3/ Sur les dépens et les frais irrépétibles :
Le jugement sera encore confirmé en ce qu’il a condamné la SAS Sunzil Caraïbes aux dépens et à payer à la SARL Avenir et à la SCI Caraïbes JC, chacune, la somme de 1 500€ en application de l’article 700 du code de procédure civile.
Succombant en son recours, l’appelante supportera les dépens d’appel.
Il paraît en outre inéquitable de laisser aux intimées la charge de l’intégralité des frais exposés par elles en cause d’appel et non compris dans les dépens.
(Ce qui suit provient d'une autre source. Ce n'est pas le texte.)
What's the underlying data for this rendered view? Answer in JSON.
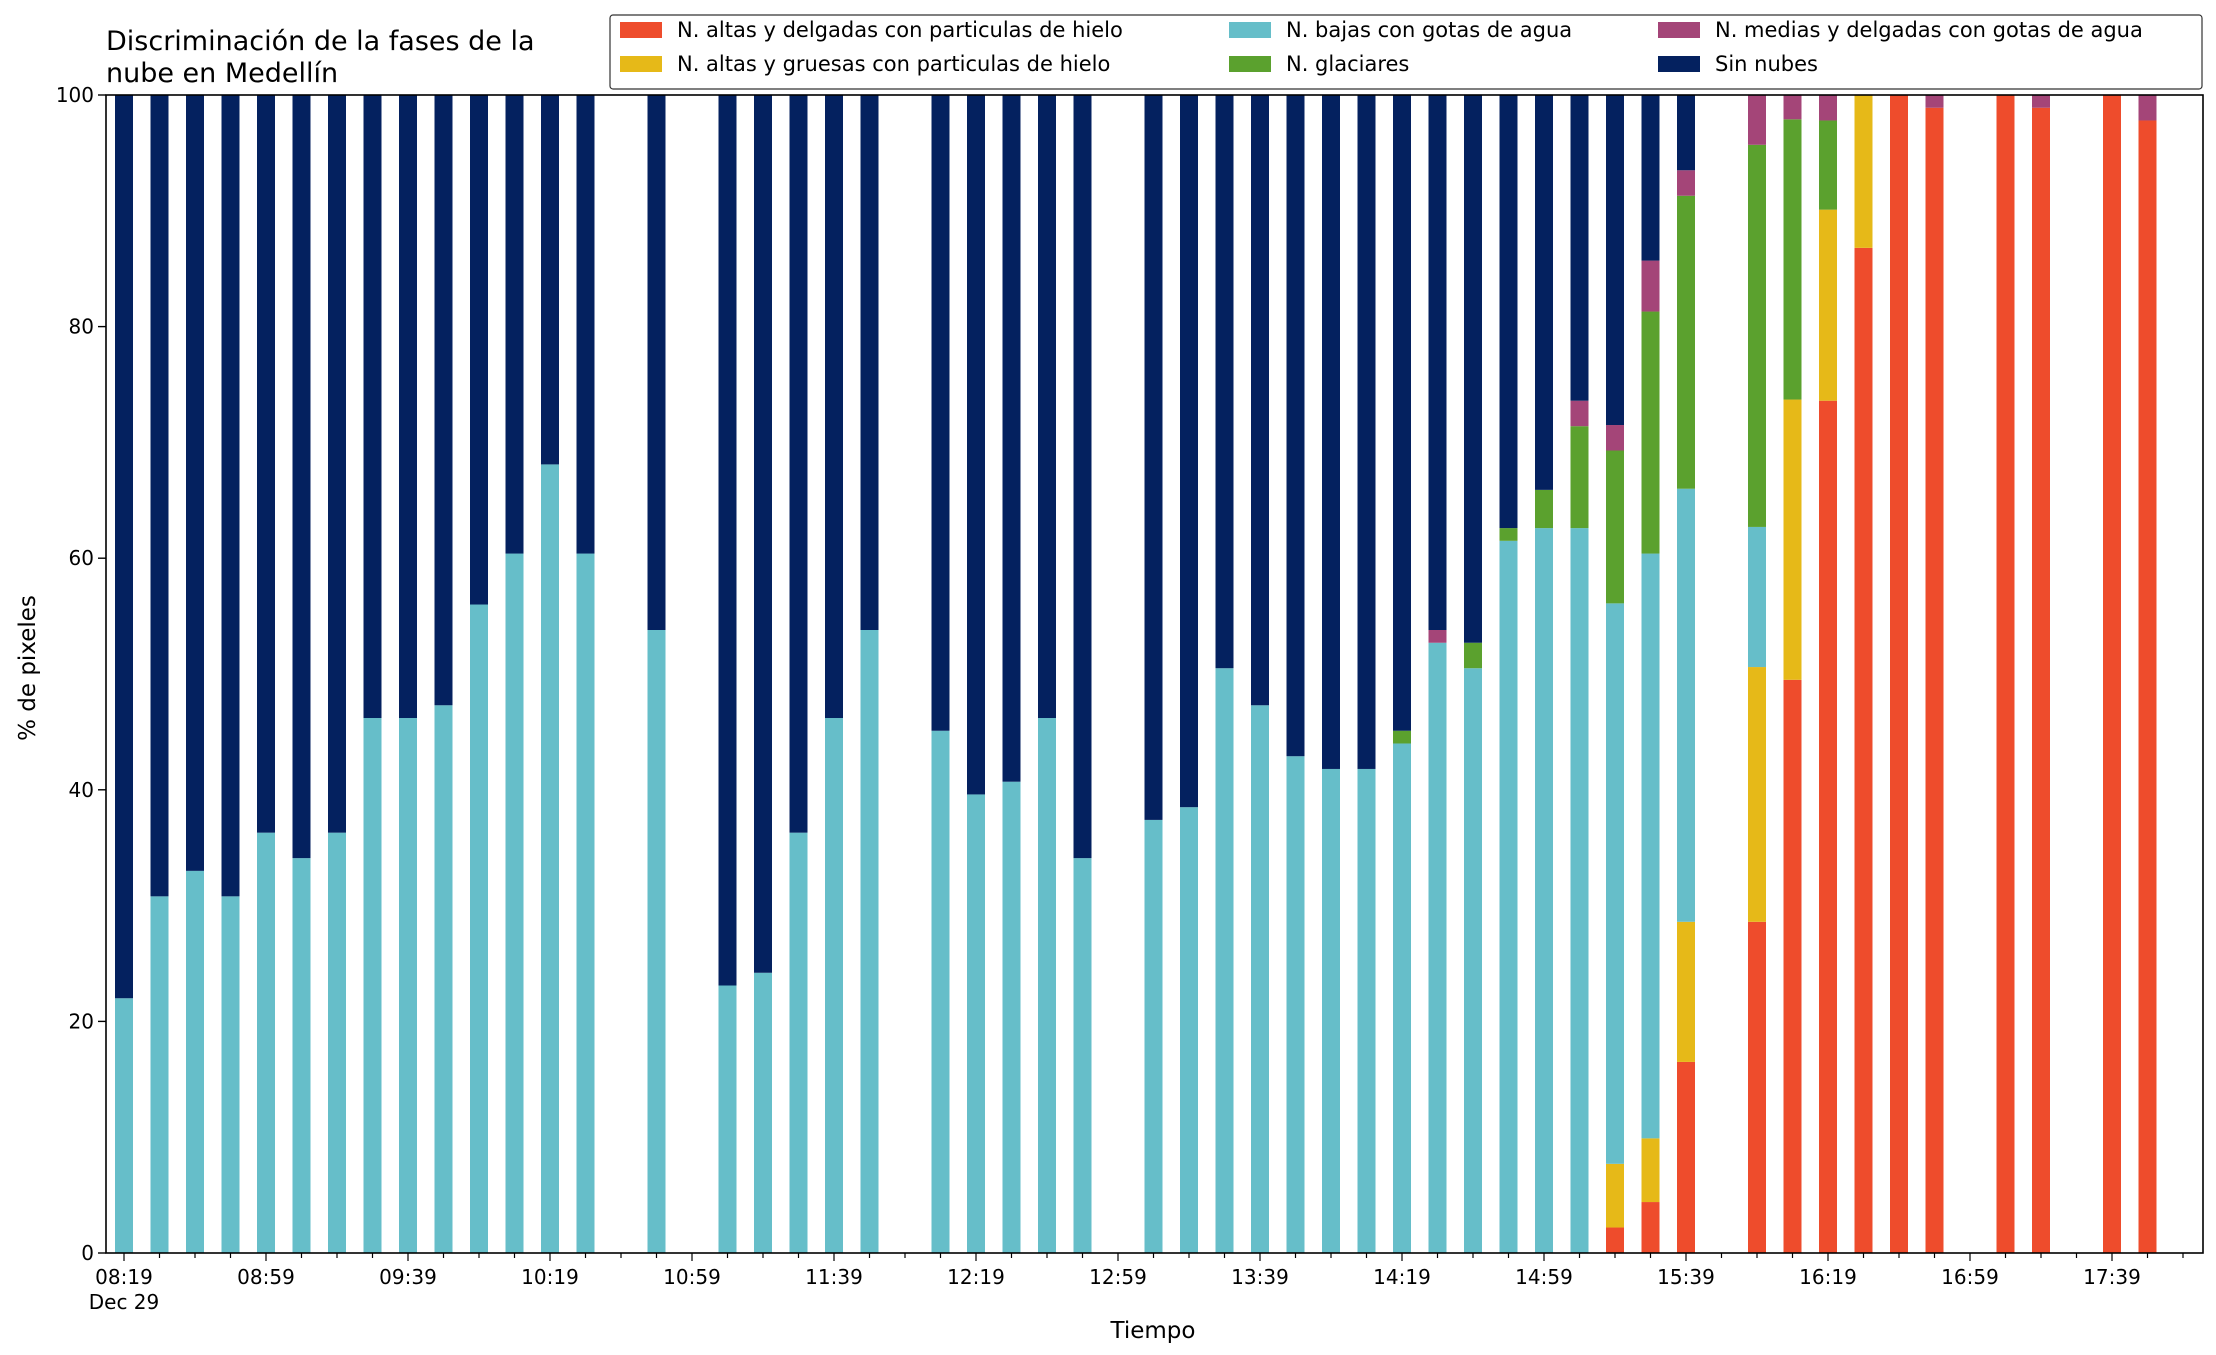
{
  "chart_data": {
    "type": "bar",
    "stacked": true,
    "title": "Discriminación de la fases de la\nnube en Medellín",
    "xlabel": "Tiempo",
    "ylabel": "% de pixeles",
    "ylim": [
      0,
      100
    ],
    "yticks": [
      0,
      20,
      40,
      60,
      80,
      100
    ],
    "xticks": [
      {
        "label": "08:19",
        "sublabel": "Dec 29",
        "slot": 0
      },
      {
        "label": "08:59",
        "sublabel": "",
        "slot": 4
      },
      {
        "label": "09:39",
        "sublabel": "",
        "slot": 8
      },
      {
        "label": "10:19",
        "sublabel": "",
        "slot": 12
      },
      {
        "label": "10:59",
        "sublabel": "",
        "slot": 16
      },
      {
        "label": "11:39",
        "sublabel": "",
        "slot": 20
      },
      {
        "label": "12:19",
        "sublabel": "",
        "slot": 24
      },
      {
        "label": "12:59",
        "sublabel": "",
        "slot": 28
      },
      {
        "label": "13:39",
        "sublabel": "",
        "slot": 32
      },
      {
        "label": "14:19",
        "sublabel": "",
        "slot": 36
      },
      {
        "label": "14:59",
        "sublabel": "",
        "slot": 40
      },
      {
        "label": "15:39",
        "sublabel": "",
        "slot": 44
      },
      {
        "label": "16:19",
        "sublabel": "",
        "slot": 48
      },
      {
        "label": "16:59",
        "sublabel": "",
        "slot": 52
      },
      {
        "label": "17:39",
        "sublabel": "",
        "slot": 56
      }
    ],
    "slots": 59,
    "grid": false,
    "legend_position": "top-right",
    "series": [
      {
        "key": "altas_delgadas",
        "name": "N. altas y delgadas con particulas de hielo",
        "color": "#ee4c2c"
      },
      {
        "key": "altas_gruesas",
        "name": "N. altas y gruesas con particulas de hielo",
        "color": "#e6b918"
      },
      {
        "key": "bajas",
        "name": "N. bajas con gotas de agua",
        "color": "#66bec9"
      },
      {
        "key": "glaciares",
        "name": "N. glaciares",
        "color": "#5ba12e"
      },
      {
        "key": "medias",
        "name": "N. medias y delgadas con gotas de agua",
        "color": "#a44578"
      },
      {
        "key": "sin_nubes",
        "name": "Sin nubes",
        "color": "#04215f"
      }
    ],
    "stack_order": [
      "altas_delgadas",
      "altas_gruesas",
      "bajas",
      "glaciares",
      "medias",
      "sin_nubes"
    ],
    "bars": [
      {
        "slot": 0,
        "values": [
          0,
          0,
          22,
          0,
          0,
          78
        ]
      },
      {
        "slot": 1,
        "values": [
          0,
          0,
          30.8,
          0,
          0,
          69.2
        ]
      },
      {
        "slot": 2,
        "values": [
          0,
          0,
          33,
          0,
          0,
          67
        ]
      },
      {
        "slot": 3,
        "values": [
          0,
          0,
          30.8,
          0,
          0,
          69.2
        ]
      },
      {
        "slot": 4,
        "values": [
          0,
          0,
          36.3,
          0,
          0,
          63.7
        ]
      },
      {
        "slot": 5,
        "values": [
          0,
          0,
          34.1,
          0,
          0,
          65.9
        ]
      },
      {
        "slot": 6,
        "values": [
          0,
          0,
          36.3,
          0,
          0,
          63.7
        ]
      },
      {
        "slot": 7,
        "values": [
          0,
          0,
          46.2,
          0,
          0,
          53.8
        ]
      },
      {
        "slot": 8,
        "values": [
          0,
          0,
          46.2,
          0,
          0,
          53.8
        ]
      },
      {
        "slot": 9,
        "values": [
          0,
          0,
          47.3,
          0,
          0,
          52.7
        ]
      },
      {
        "slot": 10,
        "values": [
          0,
          0,
          56,
          0,
          0,
          44
        ]
      },
      {
        "slot": 11,
        "values": [
          0,
          0,
          60.4,
          0,
          0,
          39.6
        ]
      },
      {
        "slot": 12,
        "values": [
          0,
          0,
          68.1,
          0,
          0,
          31.9
        ]
      },
      {
        "slot": 13,
        "values": [
          0,
          0,
          60.4,
          0,
          0,
          39.6
        ]
      },
      {
        "slot": 15,
        "values": [
          0,
          0,
          53.8,
          0,
          0,
          46.2
        ]
      },
      {
        "slot": 17,
        "values": [
          0,
          0,
          23.1,
          0,
          0,
          76.9
        ]
      },
      {
        "slot": 18,
        "values": [
          0,
          0,
          24.2,
          0,
          0,
          75.8
        ]
      },
      {
        "slot": 19,
        "values": [
          0,
          0,
          36.3,
          0,
          0,
          63.7
        ]
      },
      {
        "slot": 20,
        "values": [
          0,
          0,
          46.2,
          0,
          0,
          53.8
        ]
      },
      {
        "slot": 21,
        "values": [
          0,
          0,
          53.8,
          0,
          0,
          46.2
        ]
      },
      {
        "slot": 23,
        "values": [
          0,
          0,
          45.1,
          0,
          0,
          54.9
        ]
      },
      {
        "slot": 24,
        "values": [
          0,
          0,
          39.6,
          0,
          0,
          60.4
        ]
      },
      {
        "slot": 25,
        "values": [
          0,
          0,
          40.7,
          0,
          0,
          59.3
        ]
      },
      {
        "slot": 26,
        "values": [
          0,
          0,
          46.2,
          0,
          0,
          53.8
        ]
      },
      {
        "slot": 27,
        "values": [
          0,
          0,
          34.1,
          0,
          0,
          65.9
        ]
      },
      {
        "slot": 29,
        "values": [
          0,
          0,
          37.4,
          0,
          0,
          62.6
        ]
      },
      {
        "slot": 30,
        "values": [
          0,
          0,
          38.5,
          0,
          0,
          61.5
        ]
      },
      {
        "slot": 31,
        "values": [
          0,
          0,
          50.5,
          0,
          0,
          49.5
        ]
      },
      {
        "slot": 32,
        "values": [
          0,
          0,
          47.3,
          0,
          0,
          52.7
        ]
      },
      {
        "slot": 33,
        "values": [
          0,
          0,
          42.9,
          0,
          0,
          57.1
        ]
      },
      {
        "slot": 34,
        "values": [
          0,
          0,
          41.8,
          0,
          0,
          58.2
        ]
      },
      {
        "slot": 35,
        "values": [
          0,
          0,
          41.8,
          0,
          0,
          58.2
        ]
      },
      {
        "slot": 36,
        "values": [
          0,
          0,
          44,
          1.1,
          0,
          54.9
        ]
      },
      {
        "slot": 37,
        "values": [
          0,
          0,
          52.7,
          0,
          1.1,
          46.2
        ]
      },
      {
        "slot": 38,
        "values": [
          0,
          0,
          50.5,
          2.2,
          0,
          47.3
        ]
      },
      {
        "slot": 39,
        "values": [
          0,
          0,
          61.5,
          1.1,
          0,
          37.4
        ]
      },
      {
        "slot": 40,
        "values": [
          0,
          0,
          62.6,
          3.3,
          0,
          34.1
        ]
      },
      {
        "slot": 41,
        "values": [
          0,
          0,
          62.6,
          8.8,
          2.2,
          26.4
        ]
      },
      {
        "slot": 42,
        "values": [
          2.2,
          5.5,
          48.4,
          13.2,
          2.2,
          28.5
        ]
      },
      {
        "slot": 43,
        "values": [
          4.4,
          5.5,
          50.5,
          20.9,
          4.4,
          14.3
        ]
      },
      {
        "slot": 44,
        "values": [
          16.5,
          12.1,
          37.4,
          25.3,
          2.2,
          6.5
        ]
      },
      {
        "slot": 46,
        "values": [
          28.6,
          22,
          12.1,
          33,
          4.3,
          0
        ]
      },
      {
        "slot": 47,
        "values": [
          49.5,
          24.2,
          0,
          24.2,
          2.1,
          0
        ]
      },
      {
        "slot": 48,
        "values": [
          73.6,
          16.5,
          0,
          7.7,
          2.2,
          0
        ]
      },
      {
        "slot": 49,
        "values": [
          86.8,
          13.2,
          0,
          0,
          0,
          0
        ]
      },
      {
        "slot": 50,
        "values": [
          100,
          0,
          0,
          0,
          0,
          0
        ]
      },
      {
        "slot": 51,
        "values": [
          98.9,
          0,
          0,
          0,
          1.1,
          0
        ]
      },
      {
        "slot": 53,
        "values": [
          100,
          0,
          0,
          0,
          0,
          0
        ]
      },
      {
        "slot": 54,
        "values": [
          98.9,
          0,
          0,
          0,
          1.1,
          0
        ]
      },
      {
        "slot": 56,
        "values": [
          100,
          0,
          0,
          0,
          0,
          0
        ]
      },
      {
        "slot": 57,
        "values": [
          97.8,
          0,
          0,
          0,
          2.2,
          0
        ]
      }
    ]
  }
}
Une somme de 2 500€ sera allouée à chacune d’elles au titre des frais irrépétibles d’appel.
PAR CES MOTIFS
La cour, par arrêt réputé contradictoire, en dernier ressort et mis à disposition par le greffe,
Confirme le jugement du tribunal judiciaire de Fort de France du 26 mars 2024 en toutes ses dispositions ;
Et y ajoutant,
Condamne la SAS Sunzil Caraïbes aux dépens d’appel ;
Condamne la SAS Sunzil Caraïbes à payer à la SARL Avenir la somme de 2 500€ (deux mille cinq cents euros) en application de l’article 700 du code de procédure civile au titre des frais irrépétibles engagés en cause d’appel ;
Condamne la SAS Sunzil Caraïbes à payer à la SCI Caraïbes JC la somme de 2 500€ (deux mille cinq cents euros) en application de l’article 700 du code de procédure civile au titre des frais irrépétibles engagés en cause d’appel.
Signé par Mme Nathalie Ramage, présidente de chambre et par Mme Béatrice Pierre-Gabriel, greffière, lors du prononcé à laquelle la minute a été remise.